China in the Middle East: from Balanced Vagueness to Selective Engagement.

Introduction

Following the tense US-China meeting in Alaska during the first high-level US-China talks of the Biden administration in March 2021,[i]  Chinese State Councillor and Foreign Minister Wang Yi carried out a six-country swing through the Middle East.

After visits to Tokyo and Seoul and just before the meeting in Anchorage, Alaska, the US Secretary of State Antony Blinken summarised that the future American relationship with China “will be competitive where it should be, collaborative where it can be, adversarial where it must be.’’[ii] While Blinken aimed to signal that the US was ready for discussions from a position of strength, the timing of Wang’s diplomatic tour of the Middle East immediately following the US-China talks did not escape notice.
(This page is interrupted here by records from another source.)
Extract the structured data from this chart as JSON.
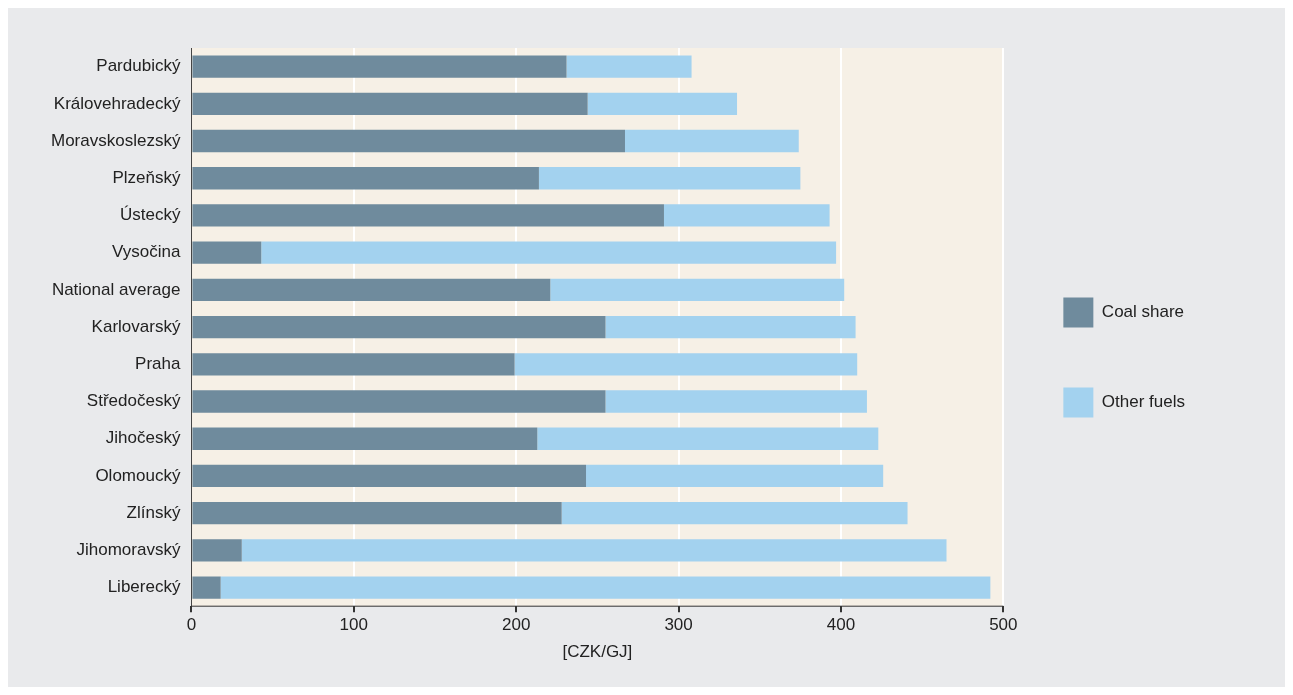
{
  "chart_data": {
    "type": "bar",
    "orientation": "horizontal",
    "stacked": true,
    "xlabel": "[CZK/GJ]",
    "categories": [
      "Pardubický",
      "Královehradecký",
      "Moravskoslezský",
      "Plzeňský",
      "Ústecký",
      "Vysočina",
      "National average",
      "Karlovarský",
      "Praha",
      "Středočeský",
      "Jihočeský",
      "Olomoucký",
      "Zlínský",
      "Jihomoravský",
      "Liberecký"
    ],
    "series": [
      {
        "name": "Coal share",
        "color": "#6f8b9d",
        "values": [
          231,
          244,
          267,
          214,
          291,
          43,
          221,
          255,
          199,
          255,
          213,
          243,
          228,
          31,
          18
        ]
      },
      {
        "name": "Other fuels",
        "color": "#a3d2ef",
        "values": [
          77,
          92,
          107,
          161,
          102,
          354,
          181,
          154,
          211,
          161,
          210,
          183,
          213,
          434,
          474
        ]
      }
    ],
    "xlim": [
      0,
      500
    ],
    "xticks": [
      0,
      100,
      200,
      300,
      400,
      500
    ],
    "grid": "x",
    "legend": "right"
  }
}
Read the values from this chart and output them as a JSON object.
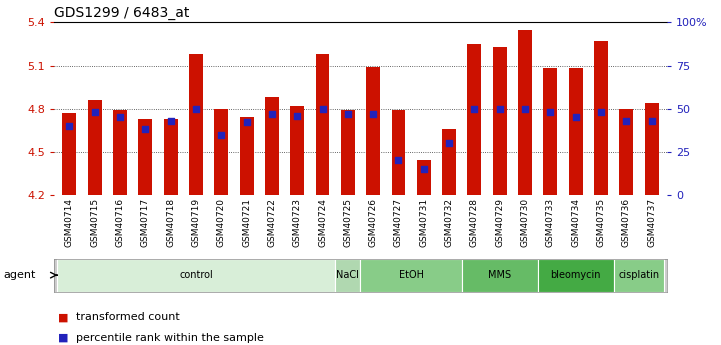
{
  "title": "GDS1299 / 6483_at",
  "samples": [
    "GSM40714",
    "GSM40715",
    "GSM40716",
    "GSM40717",
    "GSM40718",
    "GSM40719",
    "GSM40720",
    "GSM40721",
    "GSM40722",
    "GSM40723",
    "GSM40724",
    "GSM40725",
    "GSM40726",
    "GSM40727",
    "GSM40731",
    "GSM40732",
    "GSM40728",
    "GSM40729",
    "GSM40730",
    "GSM40733",
    "GSM40734",
    "GSM40735",
    "GSM40736",
    "GSM40737"
  ],
  "red_values": [
    4.77,
    4.86,
    4.79,
    4.73,
    4.73,
    5.18,
    4.8,
    4.74,
    4.88,
    4.82,
    5.18,
    4.79,
    5.09,
    4.79,
    4.44,
    4.66,
    5.25,
    5.23,
    5.35,
    5.08,
    5.08,
    5.27,
    4.8,
    4.84
  ],
  "blue_percentile": [
    40,
    48,
    45,
    38,
    43,
    50,
    35,
    42,
    47,
    46,
    50,
    47,
    47,
    20,
    15,
    30,
    50,
    50,
    50,
    48,
    45,
    48,
    43,
    43
  ],
  "ylim_left": [
    4.2,
    5.4
  ],
  "ylim_right": [
    0,
    100
  ],
  "yticks_left": [
    4.2,
    4.5,
    4.8,
    5.1,
    5.4
  ],
  "yticks_right": [
    0,
    25,
    50,
    75,
    100
  ],
  "ytick_labels_right": [
    "0",
    "25",
    "50",
    "75",
    "100%"
  ],
  "bar_color": "#cc1100",
  "dot_color": "#2222bb",
  "background_color": "#ffffff",
  "plot_bg_color": "#ffffff",
  "gridline_color": "#333333",
  "bar_width": 0.55,
  "dot_size": 18,
  "xlabel_fontsize": 6.5,
  "ylabel_left_color": "#cc1100",
  "ylabel_right_color": "#2222bb",
  "title_fontsize": 10,
  "legend_fontsize": 8,
  "tick_fontsize": 8,
  "agent_groups": [
    {
      "label": "control",
      "start": 0,
      "end": 10,
      "color": "#d8eed8"
    },
    {
      "label": "NaCl",
      "start": 11,
      "end": 11,
      "color": "#b0d8b0"
    },
    {
      "label": "EtOH",
      "start": 12,
      "end": 15,
      "color": "#88cc88"
    },
    {
      "label": "MMS",
      "start": 16,
      "end": 18,
      "color": "#66bb66"
    },
    {
      "label": "bleomycin",
      "start": 19,
      "end": 21,
      "color": "#44aa44"
    },
    {
      "label": "cisplatin",
      "start": 22,
      "end": 23,
      "color": "#88cc88"
    }
  ]
}
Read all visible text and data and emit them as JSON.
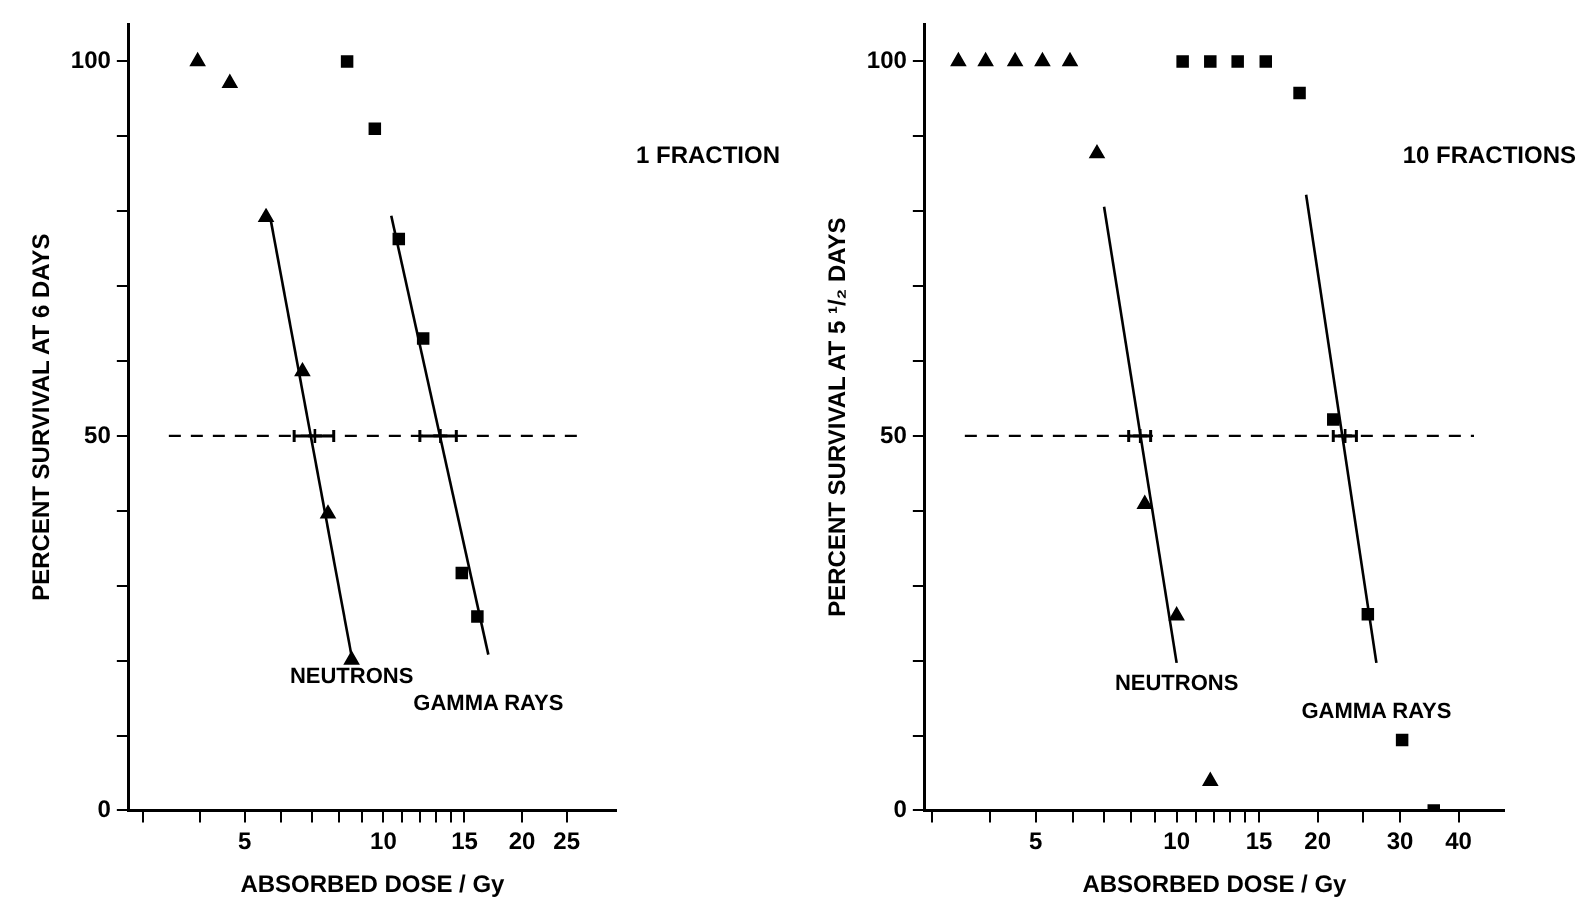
{
  "chart_data": [
    {
      "type": "scatter",
      "xlabel": "ABSORBED DOSE / Gy",
      "ylabel": "PERCENT SURVIVAL AT 6 DAYS",
      "log": "x",
      "grid": false,
      "legend": false,
      "xlim": [
        2.8,
        32
      ],
      "xticks": [
        {
          "value": 3,
          "label": null
        },
        {
          "value": 4,
          "label": null
        },
        5,
        {
          "value": 6,
          "label": null
        },
        {
          "value": 7,
          "label": null
        },
        {
          "value": 8,
          "label": null
        },
        {
          "value": 9,
          "label": null
        },
        10,
        {
          "value": 11,
          "label": null
        },
        {
          "value": 12,
          "label": null
        },
        {
          "value": 13,
          "label": null
        },
        {
          "value": 14,
          "label": null
        },
        15,
        20,
        25
      ],
      "ylim": [
        0,
        105
      ],
      "yticks": [
        0,
        {
          "value": 10,
          "label": null
        },
        {
          "value": 20,
          "label": null
        },
        {
          "value": 30,
          "label": null
        },
        {
          "value": 40,
          "label": null
        },
        50,
        {
          "value": 60,
          "label": null
        },
        {
          "value": 70,
          "label": null
        },
        {
          "value": 80,
          "label": null
        },
        {
          "value": 90,
          "label": null
        },
        100
      ],
      "annotations": [
        "1 FRACTION"
      ],
      "ref_lines": [
        {
          "axis": "y",
          "value": 50,
          "line_style": "dashed",
          "color": "#000000"
        }
      ],
      "series": [
        {
          "type": "scatter",
          "marker": "triangle",
          "color": "#000000",
          "x": [
            3.95,
            4.64,
            5.56,
            6.67,
            7.58,
            8.53
          ],
          "values": [
            100,
            97.1,
            79.2,
            58.6,
            39.6,
            20.1
          ]
        },
        {
          "type": "scatter",
          "marker": "square",
          "color": "#000000",
          "x": [
            8.34,
            9.58,
            10.8,
            12.2,
            14.8,
            16.0
          ],
          "values": [
            100,
            91,
            76.3,
            63,
            31.7,
            25.9
          ]
        },
        {
          "type": "line",
          "marker": "none",
          "name": "NEUTRONS",
          "color": "#000000",
          "x": [
            5.69,
            8.53
          ],
          "values": [
            78.9,
            20.6
          ]
        },
        {
          "type": "line",
          "marker": "none",
          "name": "GAMMA RAYS",
          "color": "#000000",
          "x": [
            10.4,
            16.9
          ],
          "values": [
            79.4,
            20.8
          ]
        },
        {
          "type": "scatter",
          "marker": "cross",
          "color": "#000000",
          "x": [
            7.1,
            13.3
          ],
          "values": [
            50,
            50
          ],
          "xerrors": [
            [
              6.4,
              7.8
            ],
            [
              12.0,
              14.4
            ]
          ]
        }
      ]
    },
    {
      "type": "scatter",
      "xlabel": "ABSORBED DOSE / Gy",
      "ylabel": "PERCENT SURVIVAL AT 5 ¹/₂ DAYS",
      "log": "x",
      "grid": false,
      "legend": false,
      "xlim": [
        2.9,
        50
      ],
      "xticks": [
        {
          "value": 3,
          "label": null
        },
        {
          "value": 4,
          "label": null
        },
        5,
        {
          "value": 6,
          "label": null
        },
        {
          "value": 7,
          "label": null
        },
        {
          "value": 8,
          "label": null
        },
        {
          "value": 9,
          "label": null
        },
        10,
        {
          "value": 11,
          "label": null
        },
        {
          "value": 12,
          "label": null
        },
        {
          "value": 13,
          "label": null
        },
        {
          "value": 14,
          "label": null
        },
        15,
        20,
        {
          "value": 25,
          "label": null
        },
        30,
        40
      ],
      "ylim": [
        0,
        105
      ],
      "yticks": [
        0,
        {
          "value": 10,
          "label": null
        },
        {
          "value": 20,
          "label": null
        },
        {
          "value": 30,
          "label": null
        },
        {
          "value": 40,
          "label": null
        },
        50,
        {
          "value": 60,
          "label": null
        },
        {
          "value": 70,
          "label": null
        },
        {
          "value": 80,
          "label": null
        },
        {
          "value": 90,
          "label": null
        },
        100
      ],
      "annotations": [
        "10 FRACTIONS"
      ],
      "ref_lines": [
        {
          "axis": "y",
          "value": 50,
          "line_style": "dashed",
          "color": "#000000"
        }
      ],
      "series": [
        {
          "type": "scatter",
          "marker": "triangle",
          "color": "#000000",
          "x": [
            3.42,
            3.91,
            4.52,
            5.17,
            5.92,
            6.76,
            8.55,
            10.0,
            11.8
          ],
          "values": [
            100,
            100,
            100,
            100,
            100,
            87.7,
            40.9,
            26,
            3.9
          ]
        },
        {
          "type": "scatter",
          "marker": "square",
          "color": "#000000",
          "x": [
            10.3,
            11.8,
            13.5,
            15.5,
            18.3,
            21.6,
            25.6,
            30.3,
            35.4
          ],
          "values": [
            100,
            100,
            100,
            100,
            95.8,
            52.2,
            26.2,
            9.4,
            0
          ]
        },
        {
          "type": "line",
          "marker": "none",
          "name": "NEUTRONS",
          "color": "#000000",
          "x": [
            7.0,
            10.0
          ],
          "values": [
            80.6,
            19.7
          ]
        },
        {
          "type": "line",
          "marker": "none",
          "name": "GAMMA RAYS",
          "color": "#000000",
          "x": [
            18.9,
            26.7
          ],
          "values": [
            82.2,
            19.7
          ]
        },
        {
          "type": "scatter",
          "marker": "cross",
          "color": "#000000",
          "x": [
            8.36,
            22.9
          ],
          "values": [
            50,
            50
          ],
          "xerrors": [
            [
              7.9,
              8.8
            ],
            [
              21.6,
              24.2
            ]
          ]
        }
      ]
    }
  ]
}
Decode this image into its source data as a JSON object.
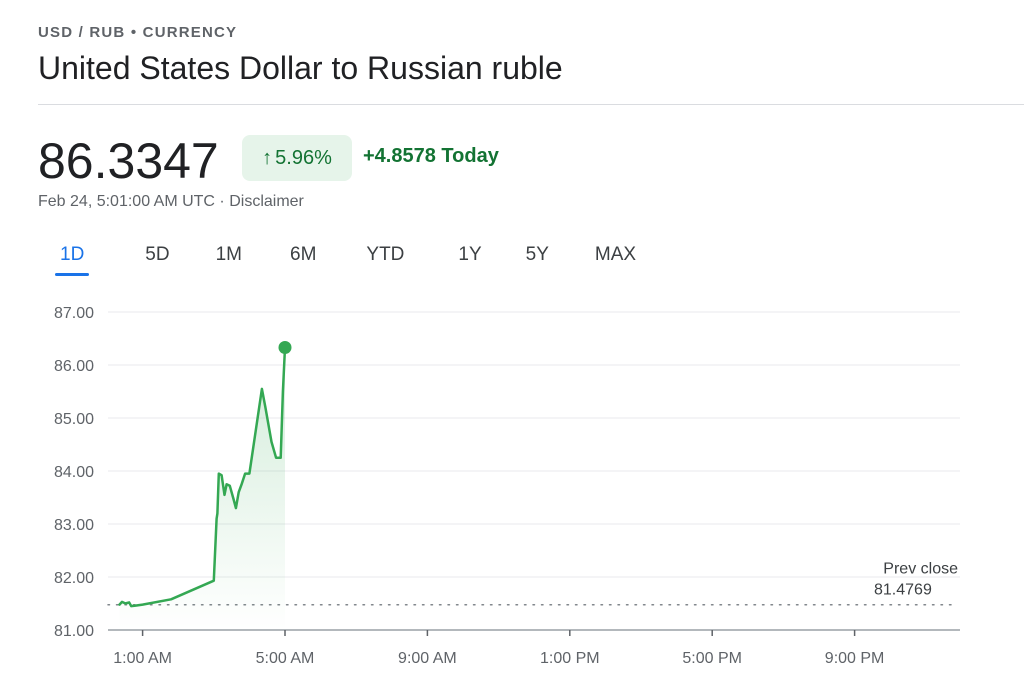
{
  "header": {
    "eyebrow": "USD / RUB • CURRENCY",
    "title": "United States Dollar to Russian ruble"
  },
  "quote": {
    "price": "86.3347",
    "change_pct": "5.96%",
    "change_abs": "+4.8578 Today",
    "timestamp": "Feb 24, 5:01:00 AM UTC",
    "separator": " · ",
    "disclaimer": "Disclaimer",
    "arrow_icon": "arrow-up-icon",
    "positive_color": "#137333",
    "positive_bg": "#e6f4ea"
  },
  "tabs": [
    {
      "label": "1D",
      "active": true
    },
    {
      "label": "5D",
      "active": false
    },
    {
      "label": "1M",
      "active": false
    },
    {
      "label": "6M",
      "active": false
    },
    {
      "label": "YTD",
      "active": false
    },
    {
      "label": "1Y",
      "active": false
    },
    {
      "label": "5Y",
      "active": false
    },
    {
      "label": "MAX",
      "active": false
    }
  ],
  "chart_data": {
    "type": "line",
    "line_color": "#34a853",
    "y_ticks": [
      "87.00",
      "86.00",
      "85.00",
      "84.00",
      "83.00",
      "82.00",
      "81.00"
    ],
    "ylim": [
      81,
      87
    ],
    "x_ticks": [
      {
        "label": "1:00 AM",
        "hour": 1
      },
      {
        "label": "5:00 AM",
        "hour": 5
      },
      {
        "label": "9:00 AM",
        "hour": 9
      },
      {
        "label": "1:00 PM",
        "hour": 13
      },
      {
        "label": "5:00 PM",
        "hour": 17
      },
      {
        "label": "9:00 PM",
        "hour": 21
      }
    ],
    "xlim_hours": [
      0,
      24
    ],
    "grid": true,
    "prev_close": {
      "label": "Prev close",
      "value": 81.4769,
      "value_label": "81.4769"
    },
    "series": [
      {
        "hours": [
          0.35,
          0.42,
          0.52,
          0.62,
          0.68,
          0.8,
          1.0,
          1.8,
          3.0,
          3.08,
          3.1,
          3.14,
          3.22,
          3.3,
          3.36,
          3.45,
          3.55,
          3.62,
          3.7,
          3.78,
          3.88,
          4.0,
          4.35,
          4.45,
          4.62,
          4.75,
          4.88,
          4.94,
          5.0
        ],
        "values": [
          81.48,
          81.53,
          81.5,
          81.52,
          81.45,
          81.46,
          81.48,
          81.58,
          81.93,
          83.1,
          83.2,
          83.95,
          83.92,
          83.55,
          83.75,
          83.72,
          83.48,
          83.3,
          83.6,
          83.75,
          83.95,
          83.95,
          85.55,
          85.2,
          84.55,
          84.25,
          84.25,
          85.5,
          86.33
        ]
      }
    ]
  }
}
During the six-country tour, Wang responded to Blinken’s three Cs of competition, confrontation and collaboration with his five principles for regional security in the Middle East.[iii] Propaganda aside, China is rapidly expanding its economic footprint in the Middle East,[iv] but Chinese officials and academicians still debate how and when Chinese economic diplomacy is going to transform into political influence.

Among the six-country diplomatic tour, the stops in the Kingdom of Saudi Arabia, Turkey, and Iran are of particular relevance for framing the trends of China’s future engagement in the Middle East.